Encore que... Le même soir, à Ébène, un animateur de radio, y a vu, lui, du Marivaux. C’est dire qu’on va vite en besogne dans ce petit monde de complaisance baigné de vins, de papotage et de copinage. Pourtant l’ouvrage de Sadek Ruhmaly ne manque pas d’intérêt, car il dépeint, avec le sous-titre de « Chroniques de Souillac », une époque disparue, celle des petites gens, avant l’apparition de Facebook, des réseaux sociaux, bref du contact virtuel.

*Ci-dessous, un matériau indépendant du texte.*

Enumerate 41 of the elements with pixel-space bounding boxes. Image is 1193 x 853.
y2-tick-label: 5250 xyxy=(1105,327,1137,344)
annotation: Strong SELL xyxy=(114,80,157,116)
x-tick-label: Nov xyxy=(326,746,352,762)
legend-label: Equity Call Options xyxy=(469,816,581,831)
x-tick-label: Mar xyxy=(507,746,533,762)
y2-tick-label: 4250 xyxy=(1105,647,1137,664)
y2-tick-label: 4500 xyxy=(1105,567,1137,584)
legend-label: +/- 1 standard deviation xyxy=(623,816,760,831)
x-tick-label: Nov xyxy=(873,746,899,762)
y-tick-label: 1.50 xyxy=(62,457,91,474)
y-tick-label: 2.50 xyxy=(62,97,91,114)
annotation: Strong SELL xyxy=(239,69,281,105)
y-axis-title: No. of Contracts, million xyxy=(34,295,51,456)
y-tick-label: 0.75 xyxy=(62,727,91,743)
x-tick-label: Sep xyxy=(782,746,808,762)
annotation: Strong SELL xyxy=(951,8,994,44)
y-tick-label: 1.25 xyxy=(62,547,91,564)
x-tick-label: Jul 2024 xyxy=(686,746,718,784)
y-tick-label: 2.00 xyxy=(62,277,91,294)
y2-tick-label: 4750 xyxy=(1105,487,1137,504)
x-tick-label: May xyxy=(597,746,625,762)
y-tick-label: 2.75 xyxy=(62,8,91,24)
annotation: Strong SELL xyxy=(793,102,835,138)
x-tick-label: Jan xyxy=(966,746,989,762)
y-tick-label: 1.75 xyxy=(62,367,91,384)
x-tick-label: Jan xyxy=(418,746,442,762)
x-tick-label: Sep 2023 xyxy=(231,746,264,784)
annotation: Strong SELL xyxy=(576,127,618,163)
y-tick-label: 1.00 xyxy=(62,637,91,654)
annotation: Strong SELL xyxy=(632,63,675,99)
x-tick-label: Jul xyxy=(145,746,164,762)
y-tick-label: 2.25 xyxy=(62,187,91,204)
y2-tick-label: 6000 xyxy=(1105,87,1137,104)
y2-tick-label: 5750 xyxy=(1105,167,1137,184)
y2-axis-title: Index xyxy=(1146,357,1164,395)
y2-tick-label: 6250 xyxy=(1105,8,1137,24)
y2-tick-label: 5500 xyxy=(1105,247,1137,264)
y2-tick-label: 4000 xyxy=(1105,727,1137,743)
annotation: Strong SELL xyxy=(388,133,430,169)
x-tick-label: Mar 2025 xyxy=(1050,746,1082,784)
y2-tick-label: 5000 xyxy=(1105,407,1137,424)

Les descriptions sont justes : les cabanes en paille, maçonnées avec des « excréments des vaches », « les sacs gouni », « poudine de riz ». Rien n’a été inventé, sauf cette écriture emphatique et empruntée au champ poétique qui ôte à la description le réalisme qui lui aurait conféré une nécessaire dimension sociale. Sans doute, là où il y a eu souffrances, Sadek Ruhmaly a, lui, vu poésie et élégance dans les voix et les mouvements. On le sent ivre de poésie, de bonheur intérieur, sous le regard sudiste de Robert Edward Hart, aux yeux duquel l’île était le produit de quelque hermétiste banni en Europe.

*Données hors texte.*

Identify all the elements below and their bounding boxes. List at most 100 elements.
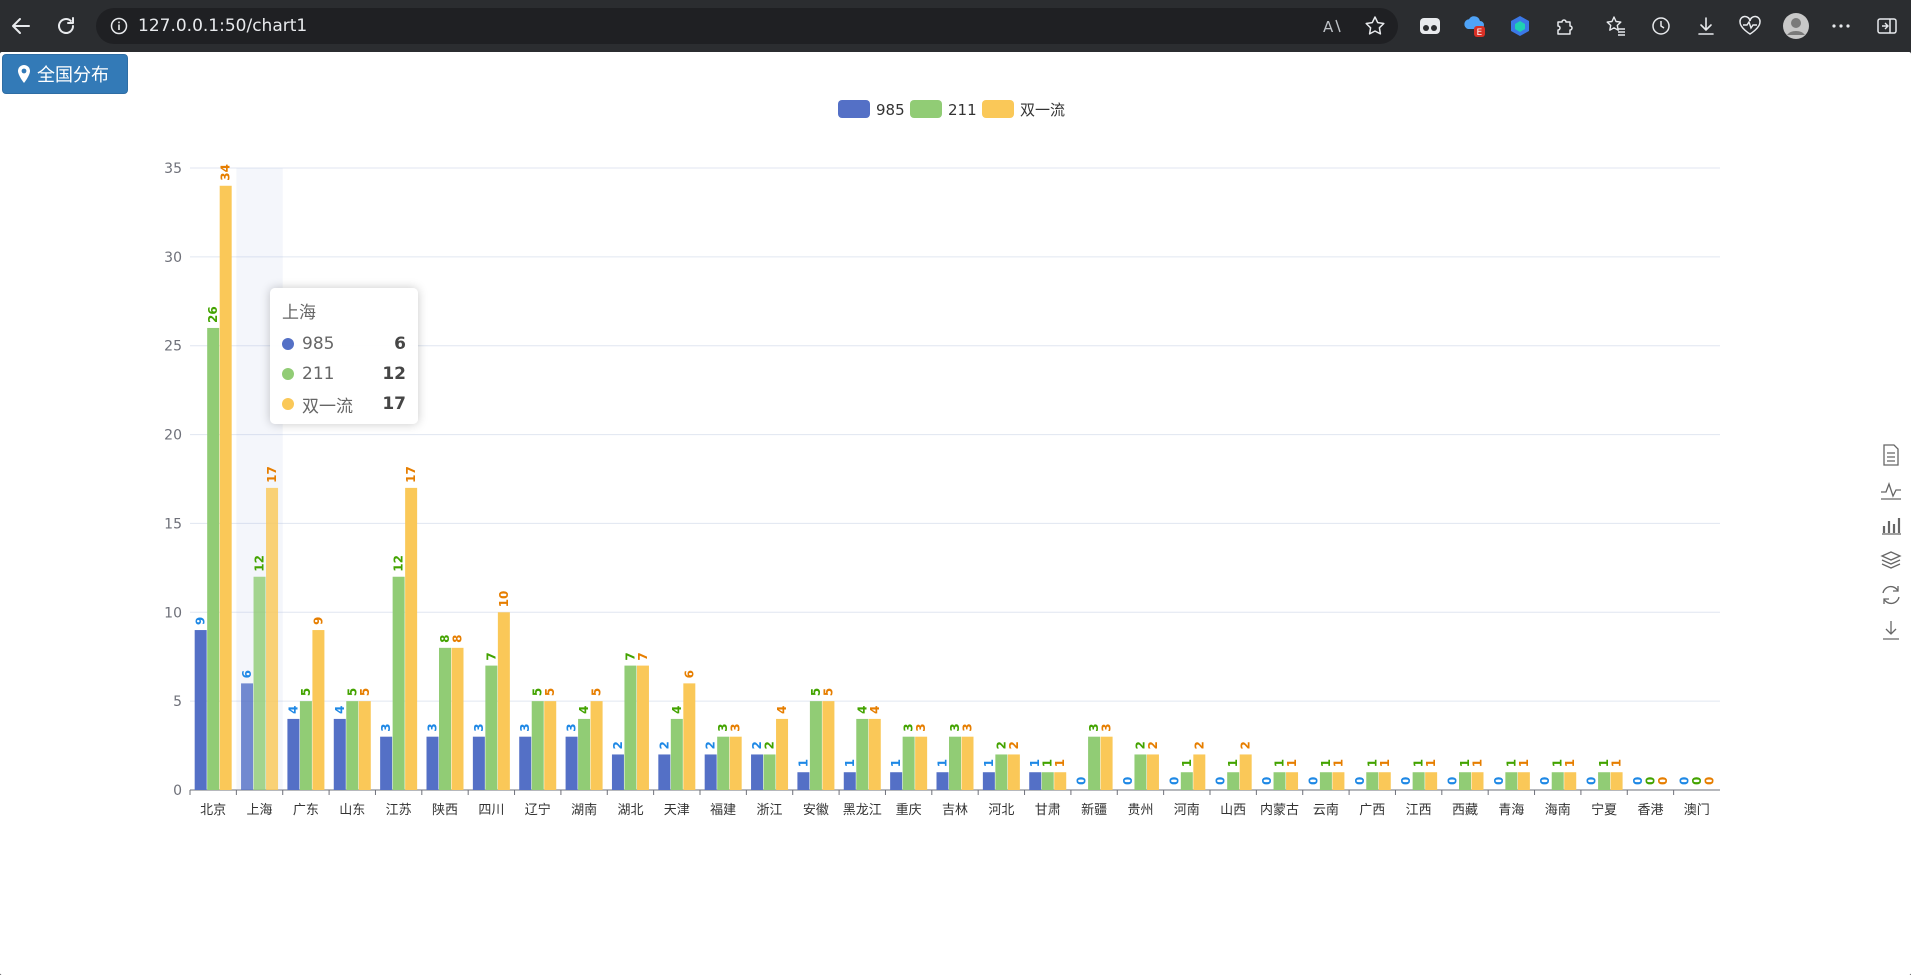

On ne peut rester insensible à cet habillage-gonflage des mots, les références à l’Ancienne Égypte, l’énonciation de Mozart et Chopin, qui montrent une certaine érudition de l’auteur, mais a bien y regarder, l’ouvrage tient davantage du carnet de voyage que de la chronique. La petite photo de l’auteur, coiffé d’un panama et un nœud papillon ornant une chemise blanche, renvoie l’image d’un Mauricien totalement imprégné de son temps et de son lieu de naissance, mais surtout d’un individu qui, après des années d'études à Oxford, pose un regard nostalgique et authentique sur Souillac, plutôt que de mettre ses envolées lyriques au profit de quelque résidence touristique sur le littoral.
Après « Cygnes de l’Aube » (2011) et « Sourds à l’Appel de la Nature » (2014), Sadek Ruhmaly, dont on sait maintenant – en tout cas, moi – qu’il s’inspire d’une mère, ex-pensionnaire du Couvent de Lorette de Port-Louis, – ce qui n’est pas rien en 1950 –, s’inscrit davantage dans la verve poétique, qui semble équilibrer sa formation aux chiffres.